Hi Biostars community,
I recently built a script around the commands from this question in order to obtain read depth data for about 22,000 small regions (<=50bp each). The BAM file was from whole-exome NGS at the 1000 Genomes Project:
ftp://ftp-trace.ncbi.nih.gov/1000genomes/ftp/technical/other_exome_alignments/HG00096/exome_alignment/HG00096.mapped.illumina.mosaik.GBR.exome.20111114.bam
To choose my 22,000ish regions, I used 1000 Genomes' list of pulldown targets, and I used liftover to convert them to hg18 coordinates because that's what they align reads to in this paper (see supplement).

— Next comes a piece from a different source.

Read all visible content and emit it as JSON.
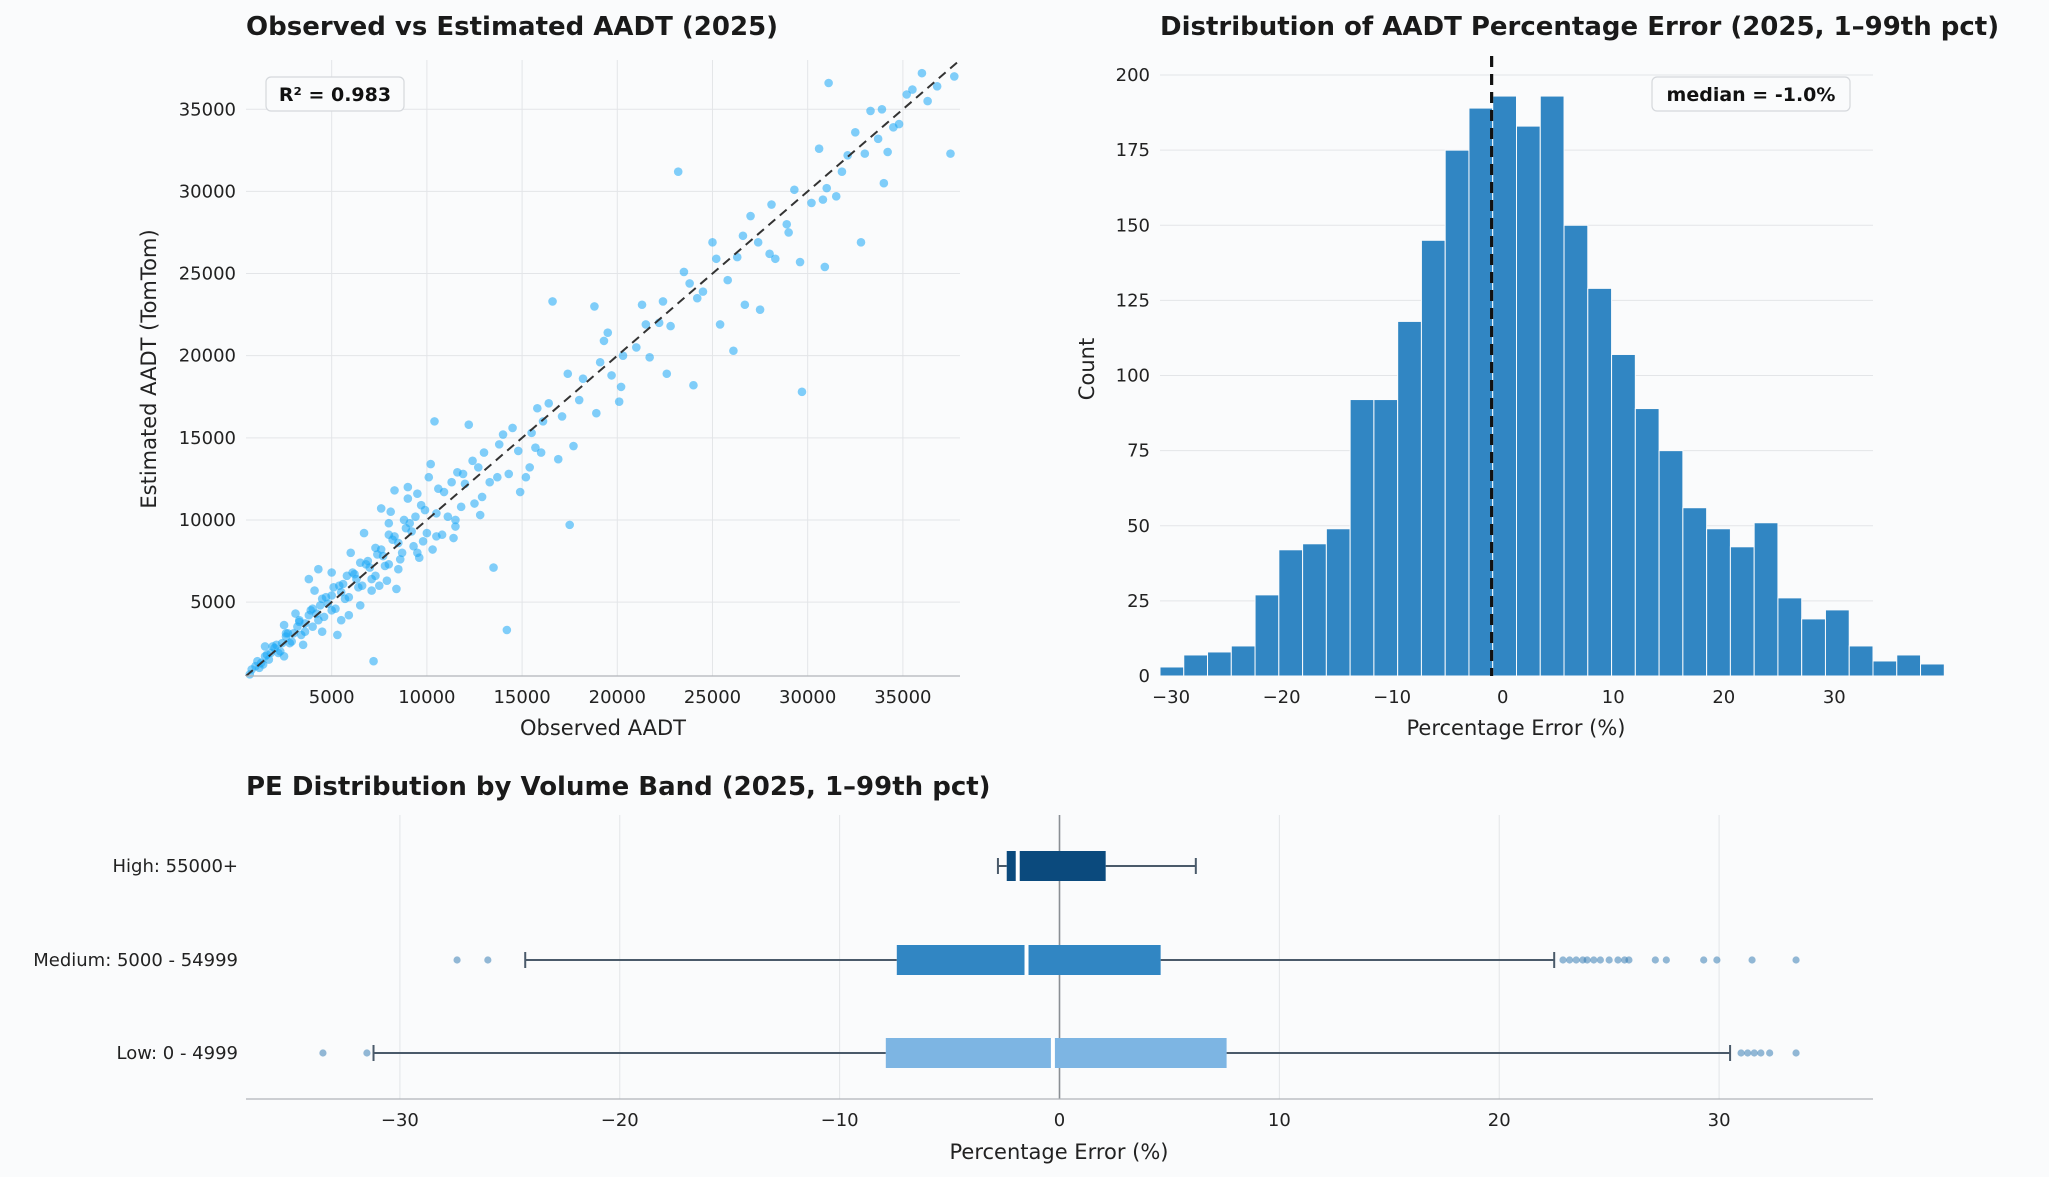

I looked only at chromosome 22. For any region larger than 50 bp, I split it up.
My question: why are there only 878 regions with nonzero read depth? Is that to be expected?
Thanks for your advice.
The paper you are citing is the "pilot" paper written six years ago. The more recent the phase1 paper. 1000g is using hg19/GRCh37 throughout right now.
Phase 3 paper is coming out. The data is up on the FTP though.
I switched to HG19 coordinates, but the problem persists. It would help to have a fast, well-tested method to obtain read-depth from BAM files. Currently, it takes me hours to process a single chromosome, and both of the existing APIs that I tried (Pysam and Pybedtools) either crashed my Python kernel or crashed my entire computer.
No need to use pysam/pybedtools. Just: samtools depth -b interval.bed -r 22 input.bam.
In fact, switching to HG19 coordinates has resolved the problem. And thank you for the advice on samtools depth. I will try that.